Une manifestation majoritairement pacifiste

Une manifestation aussi massive, a fortiori lorsqu’elle veut contester une loi tendant à renforcer le statut des forces de l’ordre aurait a priori toutes les chances de dégénérer. Pourtant, ce que nous avons vu, nous, c’est un pacifisme exemplaire pendant la quasi-totalité de la manifestation. Forces de l’ordre et manifestant.e.s avaient tenu à ne pas transformer ces revendications en heurts et en violence. Preuve encore que les manifestant.e.s étaient dans leur immense majorité venu.e.s défendre leurs droits, et que c’était là leur seul et unique but.

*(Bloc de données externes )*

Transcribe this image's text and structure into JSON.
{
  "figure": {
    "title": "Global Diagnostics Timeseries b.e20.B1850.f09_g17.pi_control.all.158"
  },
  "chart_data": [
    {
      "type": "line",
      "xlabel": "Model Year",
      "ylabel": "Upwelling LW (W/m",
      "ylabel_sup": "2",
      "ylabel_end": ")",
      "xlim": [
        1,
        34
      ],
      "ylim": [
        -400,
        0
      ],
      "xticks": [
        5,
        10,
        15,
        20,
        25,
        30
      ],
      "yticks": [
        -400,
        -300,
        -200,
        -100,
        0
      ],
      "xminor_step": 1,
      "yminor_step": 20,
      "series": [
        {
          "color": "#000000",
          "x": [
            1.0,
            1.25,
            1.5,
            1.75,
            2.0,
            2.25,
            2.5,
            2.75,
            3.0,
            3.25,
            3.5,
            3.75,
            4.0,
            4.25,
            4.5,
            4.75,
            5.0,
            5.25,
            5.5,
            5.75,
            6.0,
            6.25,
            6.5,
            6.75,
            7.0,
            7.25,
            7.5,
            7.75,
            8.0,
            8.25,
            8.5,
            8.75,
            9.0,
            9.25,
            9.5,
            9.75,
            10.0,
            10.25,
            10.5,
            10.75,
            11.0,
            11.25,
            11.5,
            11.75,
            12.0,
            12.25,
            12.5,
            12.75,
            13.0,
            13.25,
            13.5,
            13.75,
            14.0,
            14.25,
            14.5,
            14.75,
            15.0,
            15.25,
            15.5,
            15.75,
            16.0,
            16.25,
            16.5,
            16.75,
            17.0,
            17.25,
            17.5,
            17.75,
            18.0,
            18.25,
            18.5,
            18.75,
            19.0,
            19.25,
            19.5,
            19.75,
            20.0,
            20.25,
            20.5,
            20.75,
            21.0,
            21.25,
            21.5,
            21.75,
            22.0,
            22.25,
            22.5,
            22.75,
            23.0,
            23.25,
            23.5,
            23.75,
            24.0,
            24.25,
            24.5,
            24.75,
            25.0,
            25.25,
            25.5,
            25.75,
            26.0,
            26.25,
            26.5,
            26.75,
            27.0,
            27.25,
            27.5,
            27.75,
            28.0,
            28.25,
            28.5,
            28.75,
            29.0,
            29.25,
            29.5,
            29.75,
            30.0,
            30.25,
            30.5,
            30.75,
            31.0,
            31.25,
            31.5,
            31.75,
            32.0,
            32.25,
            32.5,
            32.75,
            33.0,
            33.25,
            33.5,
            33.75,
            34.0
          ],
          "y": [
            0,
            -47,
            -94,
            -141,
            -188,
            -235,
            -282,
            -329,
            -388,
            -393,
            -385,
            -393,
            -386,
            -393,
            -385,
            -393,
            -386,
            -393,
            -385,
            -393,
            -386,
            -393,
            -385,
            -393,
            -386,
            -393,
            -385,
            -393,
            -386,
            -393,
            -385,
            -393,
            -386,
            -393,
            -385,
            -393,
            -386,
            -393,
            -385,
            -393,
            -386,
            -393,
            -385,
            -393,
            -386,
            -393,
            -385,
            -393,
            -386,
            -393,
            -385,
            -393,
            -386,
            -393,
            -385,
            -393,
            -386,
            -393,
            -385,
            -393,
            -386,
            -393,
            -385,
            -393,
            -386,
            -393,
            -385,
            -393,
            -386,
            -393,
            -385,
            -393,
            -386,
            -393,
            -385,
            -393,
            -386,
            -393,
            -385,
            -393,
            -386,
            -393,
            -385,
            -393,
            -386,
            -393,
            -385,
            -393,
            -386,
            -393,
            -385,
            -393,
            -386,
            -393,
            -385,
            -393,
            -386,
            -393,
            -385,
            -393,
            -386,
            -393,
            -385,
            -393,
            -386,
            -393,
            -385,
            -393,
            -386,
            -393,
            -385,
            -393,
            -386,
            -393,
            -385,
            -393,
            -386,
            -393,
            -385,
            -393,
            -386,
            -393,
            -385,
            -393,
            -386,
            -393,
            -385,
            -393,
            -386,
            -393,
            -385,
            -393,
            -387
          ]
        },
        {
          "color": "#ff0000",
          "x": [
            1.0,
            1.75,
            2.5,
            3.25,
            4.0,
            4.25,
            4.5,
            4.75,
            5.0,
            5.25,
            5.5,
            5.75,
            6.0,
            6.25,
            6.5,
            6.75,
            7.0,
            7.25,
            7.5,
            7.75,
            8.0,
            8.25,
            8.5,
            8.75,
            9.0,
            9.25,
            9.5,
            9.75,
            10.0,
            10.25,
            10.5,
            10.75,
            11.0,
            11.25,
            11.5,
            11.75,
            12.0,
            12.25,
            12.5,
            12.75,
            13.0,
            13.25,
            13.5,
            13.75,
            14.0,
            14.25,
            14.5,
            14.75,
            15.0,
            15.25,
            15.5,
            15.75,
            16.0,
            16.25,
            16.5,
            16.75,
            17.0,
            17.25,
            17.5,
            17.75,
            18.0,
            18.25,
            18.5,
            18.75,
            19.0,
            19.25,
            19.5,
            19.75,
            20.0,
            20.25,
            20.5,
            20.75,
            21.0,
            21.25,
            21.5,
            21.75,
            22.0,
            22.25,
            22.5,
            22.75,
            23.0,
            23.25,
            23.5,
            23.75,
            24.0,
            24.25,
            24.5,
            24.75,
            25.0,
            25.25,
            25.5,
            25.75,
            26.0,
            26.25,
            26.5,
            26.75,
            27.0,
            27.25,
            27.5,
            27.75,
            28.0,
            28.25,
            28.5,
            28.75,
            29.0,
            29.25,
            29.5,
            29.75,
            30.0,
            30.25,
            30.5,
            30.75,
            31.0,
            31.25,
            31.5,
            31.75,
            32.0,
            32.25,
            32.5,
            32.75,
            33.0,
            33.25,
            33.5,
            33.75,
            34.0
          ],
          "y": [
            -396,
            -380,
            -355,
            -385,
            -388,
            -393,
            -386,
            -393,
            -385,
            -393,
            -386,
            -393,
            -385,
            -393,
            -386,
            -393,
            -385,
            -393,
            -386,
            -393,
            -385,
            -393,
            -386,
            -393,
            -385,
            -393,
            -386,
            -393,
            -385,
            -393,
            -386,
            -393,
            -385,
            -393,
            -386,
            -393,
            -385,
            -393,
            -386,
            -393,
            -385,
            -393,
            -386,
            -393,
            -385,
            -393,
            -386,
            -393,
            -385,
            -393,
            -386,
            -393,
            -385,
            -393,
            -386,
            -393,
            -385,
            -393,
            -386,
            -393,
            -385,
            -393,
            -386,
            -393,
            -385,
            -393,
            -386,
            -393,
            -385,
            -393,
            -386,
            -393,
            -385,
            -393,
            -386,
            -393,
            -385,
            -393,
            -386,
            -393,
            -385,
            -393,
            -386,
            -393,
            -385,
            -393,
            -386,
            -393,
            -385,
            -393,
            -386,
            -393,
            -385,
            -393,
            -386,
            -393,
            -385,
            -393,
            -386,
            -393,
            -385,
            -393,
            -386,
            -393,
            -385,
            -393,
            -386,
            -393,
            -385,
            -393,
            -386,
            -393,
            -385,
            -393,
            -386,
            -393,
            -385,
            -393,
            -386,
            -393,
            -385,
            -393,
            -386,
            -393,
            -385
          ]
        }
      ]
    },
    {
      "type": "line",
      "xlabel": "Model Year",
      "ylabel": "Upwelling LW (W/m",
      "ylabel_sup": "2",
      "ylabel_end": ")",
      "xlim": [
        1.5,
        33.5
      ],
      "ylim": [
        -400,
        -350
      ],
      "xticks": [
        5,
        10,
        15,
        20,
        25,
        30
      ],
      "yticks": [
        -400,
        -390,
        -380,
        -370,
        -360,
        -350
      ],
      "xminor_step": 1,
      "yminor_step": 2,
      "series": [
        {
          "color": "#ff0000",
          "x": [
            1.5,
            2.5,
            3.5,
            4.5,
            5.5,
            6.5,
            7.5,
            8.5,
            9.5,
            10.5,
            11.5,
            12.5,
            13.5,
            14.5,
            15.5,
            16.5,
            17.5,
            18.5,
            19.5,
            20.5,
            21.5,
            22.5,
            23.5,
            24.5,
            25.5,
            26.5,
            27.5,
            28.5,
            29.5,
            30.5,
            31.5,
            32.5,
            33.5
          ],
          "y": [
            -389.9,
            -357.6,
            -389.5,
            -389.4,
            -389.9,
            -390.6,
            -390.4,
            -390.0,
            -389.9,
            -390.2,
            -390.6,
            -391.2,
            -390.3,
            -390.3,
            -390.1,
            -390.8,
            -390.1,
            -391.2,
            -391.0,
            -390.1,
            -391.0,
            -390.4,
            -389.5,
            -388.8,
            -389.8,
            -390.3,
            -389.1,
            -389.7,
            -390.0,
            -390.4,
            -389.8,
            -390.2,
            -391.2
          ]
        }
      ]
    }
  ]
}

Des heurts et violence en fin de manifestation, à cause des black blocs

Arrivé près de Bastille, les premières fumées. Une voiture, puis une moto étaient en flammes. À Bastille, l’ambiance n’était plus la même, et les flammes bien plus nombreuses. Les gaz lacrymogènes ont donc naturellement été lancés, et nous avons fini par retourner au métro pour éviter davantage de heurts. Ce sur quoi nous tenons à attirer votre attention (et s’il n’y a qu’une seule chose que vous deviez retenir de cet article, c’est bien celle-ci), c’est que toutes ces violences ne sont en aucun cas le fait des manifestant.e.s. Elles sont le fait de black blocs qui ne poursuivent pas les revendications des manifestant.e.s, et qui d’ailleurs se rendent souvent directement sur les lieux de destination des marches dans le but de semer la zizanie et d’attaquer les forces de l’ordre. Il n’y a donc pas lieu de dire, comme nous avons pu le lire sur certains réseaux sociaux, que les manifestant.e.s poursuivaient certes des intérêts légitimes, mais se décrédibilisent en étant violent.e.s.

Croquis de Fred Spirin

Les blacks blocs, il y en a très souvent en manifestation, et ce sont souvent les mêmes. On peut dès lors se demander comment il est possible qu’ils n’aient pas encore été mis hors d’état de nuire. De plus en plus, nous avons des témoignages de personnes en relation avec les Préfectures qui indiquent que les services de renseignement des Préfectures de police connaissent les noms de ces black blocs, mais qu’il n’est jamais ordonné aux forces de l’ordre de procéder à leur arrestation. Très récemment, Linda Kebbab, policière, a indiqué à Bourdin Direct que les black blocs étaient clairement identifiés, et que le code de procédure pénale permettait, par le biais des contrôles d’identités, de les arrêter, mais que l’ordre n’était jamais donné. Et ce n’est pas la première fois que cette même affirmation est faite aux médias. Pourquoi alors ? L’hypothèse principale est que les Préfectures de police instrumentalisent les black blocs, laissant libre cours à leurs méfaits de manière à discréditer les manifestants. Et cela fonctionne ! Puisque l’opinion publique s’indigne (à raison) de ces violences en les imputant (à tort) aux manifestant.e.s. Cela peut aussi dissuader d’aller en manifestation pour éviter d’être blessé.e. D’autres vont encore plus loin en affirmant que parmi les black blocs, il y aurait des policièr.e.s en civil, arguant des expériences personnelles au cours desquelles ils auraient vu des policiers en civil se transformer en de violents black blocs. Nous ne nous prononcerons pas là-dessus, mais dès lors qu’il est avéré que les Préfectures laissent libre cours aux black blocs, cette affirmation n’est en tout état de cause pas absurde.